Conversation resumed slowly, as Caltern hauled his bulk up the stairs and out.

“Huh. And I thought I had a temper,” Rory murmured softly. “Ravn’s cooked himself one fine dish of crow to eat.”

“Could it be true, about them not teaching him, I mean?”

Rory grinned, but the smile had a wistful kink in it. “It probably is true. Sugar, you can’t just saunter in here and learn whatever you choose, you learn what the Masters bloody well want you to learn—or nothing, I guess. Ravn’s problem is, he doesn’t trust them. Me, now: I want to be the finest, fastest, deadliest warrior in the North, same as Ravn or anyone; but I figure, they want me to be that, too! It’s in their best interests, isn’t it, to surround themselves—cover their backs—with the best? So if they set me up to learn something maybe I don’t like, like,” he paused, his mouth working around something bitter, “like I can’t be trusted on account of my temper, well, holy moon tits, maybe I’d better learn it, ’cos that’s a big hole in my, let’s say nature, that somebody could maybe use against me someday. But it isn’t pretty, Sugar. Listen, people say we get possessed by demons at knighthood. That’s a hell of a joke: if anything, we get unpossessed! Demons aren’t ‘things’ that come and get you, they’re just a way of thinking about these, call ’em holes in your soul—”

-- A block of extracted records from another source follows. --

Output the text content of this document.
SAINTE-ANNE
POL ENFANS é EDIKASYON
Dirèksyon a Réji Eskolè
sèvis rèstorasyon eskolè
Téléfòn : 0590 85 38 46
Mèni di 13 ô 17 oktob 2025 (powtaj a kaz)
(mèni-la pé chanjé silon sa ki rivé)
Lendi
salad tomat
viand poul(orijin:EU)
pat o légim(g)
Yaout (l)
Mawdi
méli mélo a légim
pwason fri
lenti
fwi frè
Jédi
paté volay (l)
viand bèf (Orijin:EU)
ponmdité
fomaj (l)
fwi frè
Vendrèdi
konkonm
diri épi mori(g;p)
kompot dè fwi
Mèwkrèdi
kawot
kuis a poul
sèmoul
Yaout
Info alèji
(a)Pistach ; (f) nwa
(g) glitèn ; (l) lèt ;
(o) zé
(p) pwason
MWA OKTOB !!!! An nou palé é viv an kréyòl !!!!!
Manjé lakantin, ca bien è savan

Unable to resist, Rothesay solemnly lifted one bare foot and inspected the bottom. Rory snorted and yanked her braid for revenge.

“Anyway,” he went on, tossing his head towards the stairs, “I figure Ravn’s just gotten a good hard look at a ‘demon’ he doesn’t want to own up to, and now he’s running scared. It happens. Hope the meathead doesn’t get into too much trouble before he figures out he’s running from his own shadow. Here, let me help you finish that up: company for supper tonight.”

He seemed to have forgotten he had won a Ghost claim. She did not remind him.